Chappô :
Dimanche soir à Los Angeles, les SONA Warrior Awards ont mis en lumière les défis auxquels font face les auteurs-compositeurs dans l’industrie musicale. Lors de cette cérémonie, des appels à l’action ont été lancés pour améliorer le soutien aux créateurs, notamment face aux menaces posées par l’intelligence artificielle.

Une célébration dédiée aux auteurs-compositeurs
La cérémonie des SONA Warrior Awards, tenue au Centre culturel Skirball à Los Angeles, a réuni de nombreux acteurs de l’industrie musicale. En ouverture de l’événement, Michelle Lewis, PDG de SONA, a salué les initiatives visant à soutenir les auteurs-compositeurs tout en exprimant son inquiétude concernant la montée de l’intelligence artificielle. « Dans l’écriture, nous avons une phrase : montrer, ne pas dire. Nous allons donc montrer le meilleur de la créativité humaine », a-t-elle déclaré sur scène.
Les co-animateurs Bonnie McKee et Shane Stevens ont ensuite ouvert le spectacle avec une performance du morceau « Pink Pony Club » en hommage à Chappell Roan, un des lauréats de la soirée. Même absente lors de cet événement, son influence a été ressentie tout au long de la cérémonie.
Appels à un changement nécessaire
Lorsqu’elle a accepté son prix via message vidéo, Chappell Roan a souligné que « Les auteurs-compositeurs sont l’épine dorsale de l’industrie musicale ». Elle poursuivit en demandant « le respect, un salaire équitable et un accès à des soins de santé abordables », ainsi qu’un engagement fort en faveur du changement dans cette industrie.

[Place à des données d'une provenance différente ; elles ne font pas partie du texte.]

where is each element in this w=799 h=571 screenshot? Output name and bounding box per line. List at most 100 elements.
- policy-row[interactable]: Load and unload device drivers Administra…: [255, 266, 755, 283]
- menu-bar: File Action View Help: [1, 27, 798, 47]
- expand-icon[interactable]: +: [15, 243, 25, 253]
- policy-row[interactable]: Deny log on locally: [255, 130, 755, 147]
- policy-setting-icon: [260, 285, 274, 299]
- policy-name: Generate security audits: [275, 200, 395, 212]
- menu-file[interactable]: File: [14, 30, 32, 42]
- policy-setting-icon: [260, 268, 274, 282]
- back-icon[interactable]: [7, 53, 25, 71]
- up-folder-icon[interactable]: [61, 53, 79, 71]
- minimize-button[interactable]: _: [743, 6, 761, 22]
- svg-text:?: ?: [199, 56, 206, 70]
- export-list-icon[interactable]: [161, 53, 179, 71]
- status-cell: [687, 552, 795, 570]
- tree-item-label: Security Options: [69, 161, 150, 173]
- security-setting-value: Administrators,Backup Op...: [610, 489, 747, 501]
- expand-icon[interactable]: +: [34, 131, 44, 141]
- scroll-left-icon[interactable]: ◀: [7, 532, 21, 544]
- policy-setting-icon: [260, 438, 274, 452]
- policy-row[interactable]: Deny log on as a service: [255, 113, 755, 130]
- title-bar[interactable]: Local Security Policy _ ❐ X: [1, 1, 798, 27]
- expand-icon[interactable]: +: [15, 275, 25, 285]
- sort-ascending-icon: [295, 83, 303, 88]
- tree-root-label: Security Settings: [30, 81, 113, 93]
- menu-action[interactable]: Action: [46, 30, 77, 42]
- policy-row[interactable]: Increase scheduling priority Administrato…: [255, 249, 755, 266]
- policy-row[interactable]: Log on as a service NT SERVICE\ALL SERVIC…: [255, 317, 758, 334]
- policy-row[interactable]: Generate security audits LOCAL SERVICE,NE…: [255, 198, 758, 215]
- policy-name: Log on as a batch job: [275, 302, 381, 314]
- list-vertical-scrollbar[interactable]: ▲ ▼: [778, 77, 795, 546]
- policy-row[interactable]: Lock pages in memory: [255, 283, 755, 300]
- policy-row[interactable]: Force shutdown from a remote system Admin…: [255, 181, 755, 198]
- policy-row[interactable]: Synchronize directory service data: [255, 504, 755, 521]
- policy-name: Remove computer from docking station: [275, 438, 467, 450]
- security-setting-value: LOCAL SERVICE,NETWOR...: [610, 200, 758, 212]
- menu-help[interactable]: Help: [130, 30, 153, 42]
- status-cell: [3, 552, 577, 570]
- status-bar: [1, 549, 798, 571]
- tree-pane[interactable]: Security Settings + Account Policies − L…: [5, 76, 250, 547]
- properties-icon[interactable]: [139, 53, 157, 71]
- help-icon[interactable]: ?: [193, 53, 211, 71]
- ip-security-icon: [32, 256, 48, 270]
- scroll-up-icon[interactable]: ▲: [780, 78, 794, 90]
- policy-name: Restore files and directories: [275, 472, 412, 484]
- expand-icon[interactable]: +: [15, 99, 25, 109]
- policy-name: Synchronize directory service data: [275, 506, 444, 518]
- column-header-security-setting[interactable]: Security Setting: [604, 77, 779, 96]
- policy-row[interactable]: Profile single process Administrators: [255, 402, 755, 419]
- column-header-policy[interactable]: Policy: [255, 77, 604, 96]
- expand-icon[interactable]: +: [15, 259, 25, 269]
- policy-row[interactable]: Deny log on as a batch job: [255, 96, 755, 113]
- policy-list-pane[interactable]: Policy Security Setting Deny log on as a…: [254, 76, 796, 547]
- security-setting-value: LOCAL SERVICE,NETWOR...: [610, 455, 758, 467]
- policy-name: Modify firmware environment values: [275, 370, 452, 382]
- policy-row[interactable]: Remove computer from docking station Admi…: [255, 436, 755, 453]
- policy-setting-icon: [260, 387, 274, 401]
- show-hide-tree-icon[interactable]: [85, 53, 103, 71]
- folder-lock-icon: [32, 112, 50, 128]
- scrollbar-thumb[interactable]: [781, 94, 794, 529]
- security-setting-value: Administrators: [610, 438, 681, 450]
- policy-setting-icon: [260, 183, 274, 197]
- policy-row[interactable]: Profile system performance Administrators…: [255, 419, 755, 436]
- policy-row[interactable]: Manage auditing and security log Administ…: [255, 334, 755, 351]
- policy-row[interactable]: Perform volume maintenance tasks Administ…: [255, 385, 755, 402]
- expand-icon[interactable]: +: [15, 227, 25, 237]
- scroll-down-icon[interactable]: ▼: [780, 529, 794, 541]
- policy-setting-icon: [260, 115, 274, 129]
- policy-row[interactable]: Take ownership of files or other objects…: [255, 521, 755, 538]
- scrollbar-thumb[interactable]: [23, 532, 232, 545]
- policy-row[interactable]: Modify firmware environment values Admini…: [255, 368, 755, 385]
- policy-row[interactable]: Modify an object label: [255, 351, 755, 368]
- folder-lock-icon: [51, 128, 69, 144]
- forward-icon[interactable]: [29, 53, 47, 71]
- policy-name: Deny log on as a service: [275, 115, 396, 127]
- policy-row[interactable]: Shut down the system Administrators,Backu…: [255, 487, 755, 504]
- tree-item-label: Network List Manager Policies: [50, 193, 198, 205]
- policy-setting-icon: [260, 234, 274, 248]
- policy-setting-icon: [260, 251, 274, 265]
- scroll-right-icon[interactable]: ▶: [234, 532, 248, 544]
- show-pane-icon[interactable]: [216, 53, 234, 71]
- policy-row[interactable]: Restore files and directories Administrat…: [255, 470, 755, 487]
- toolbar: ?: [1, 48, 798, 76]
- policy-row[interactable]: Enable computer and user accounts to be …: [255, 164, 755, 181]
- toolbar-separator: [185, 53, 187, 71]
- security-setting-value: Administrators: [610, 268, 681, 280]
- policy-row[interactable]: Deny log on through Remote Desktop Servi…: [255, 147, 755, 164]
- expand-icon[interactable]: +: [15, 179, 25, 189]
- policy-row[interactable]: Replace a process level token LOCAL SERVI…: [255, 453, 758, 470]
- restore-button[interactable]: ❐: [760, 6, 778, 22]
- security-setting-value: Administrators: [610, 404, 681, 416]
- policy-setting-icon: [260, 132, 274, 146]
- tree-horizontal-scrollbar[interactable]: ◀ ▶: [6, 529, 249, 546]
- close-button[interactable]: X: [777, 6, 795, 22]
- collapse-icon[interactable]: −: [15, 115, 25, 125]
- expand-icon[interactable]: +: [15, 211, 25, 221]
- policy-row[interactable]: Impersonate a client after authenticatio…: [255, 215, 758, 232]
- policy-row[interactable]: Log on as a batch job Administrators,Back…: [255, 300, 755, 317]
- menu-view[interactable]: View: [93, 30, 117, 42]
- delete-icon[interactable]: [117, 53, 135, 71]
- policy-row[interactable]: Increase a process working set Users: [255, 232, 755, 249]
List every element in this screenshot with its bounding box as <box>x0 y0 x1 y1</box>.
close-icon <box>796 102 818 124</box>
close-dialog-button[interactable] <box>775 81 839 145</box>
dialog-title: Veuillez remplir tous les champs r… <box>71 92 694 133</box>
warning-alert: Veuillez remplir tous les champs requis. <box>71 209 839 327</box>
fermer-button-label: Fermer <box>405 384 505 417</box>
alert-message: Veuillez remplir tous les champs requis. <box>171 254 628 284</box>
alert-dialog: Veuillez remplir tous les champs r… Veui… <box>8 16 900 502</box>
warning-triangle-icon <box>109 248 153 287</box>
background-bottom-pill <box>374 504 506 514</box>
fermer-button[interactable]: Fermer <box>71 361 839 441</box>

Le podcast host Ross Golan a également pris la parole pour encourager les écrivains à défendre leurs droits : « Auteurs-compositeurs, n’ayez pas peur », a-t-il exhorté. Il a dénoncé ceux qui s’approprient injustement crédits et redevances car cela nuit directement aux créateurs.
Performances marquées et critiques acerbes
Une autre apogée notable fut lorsque Paul Anka interpréta une version personnalisée du célèbre morceau « My Way » pour honorer Larry Mestel, PDG de Primary Wave. Accompagné d’un discours virulent contre Spotify, sponsor du prix, Mestel affirma avec force : « Il n’y a pas de Spotify sans auteurs-compositeurs. Honte à Spotify ».
Le parcours inspirant d’une élève soutenue par Tiffany Miranda, fondatrice de Girls Make Beats, fut également partagé par Janelle Monáe, qui loua leur travail dans la transformation du paysage musical.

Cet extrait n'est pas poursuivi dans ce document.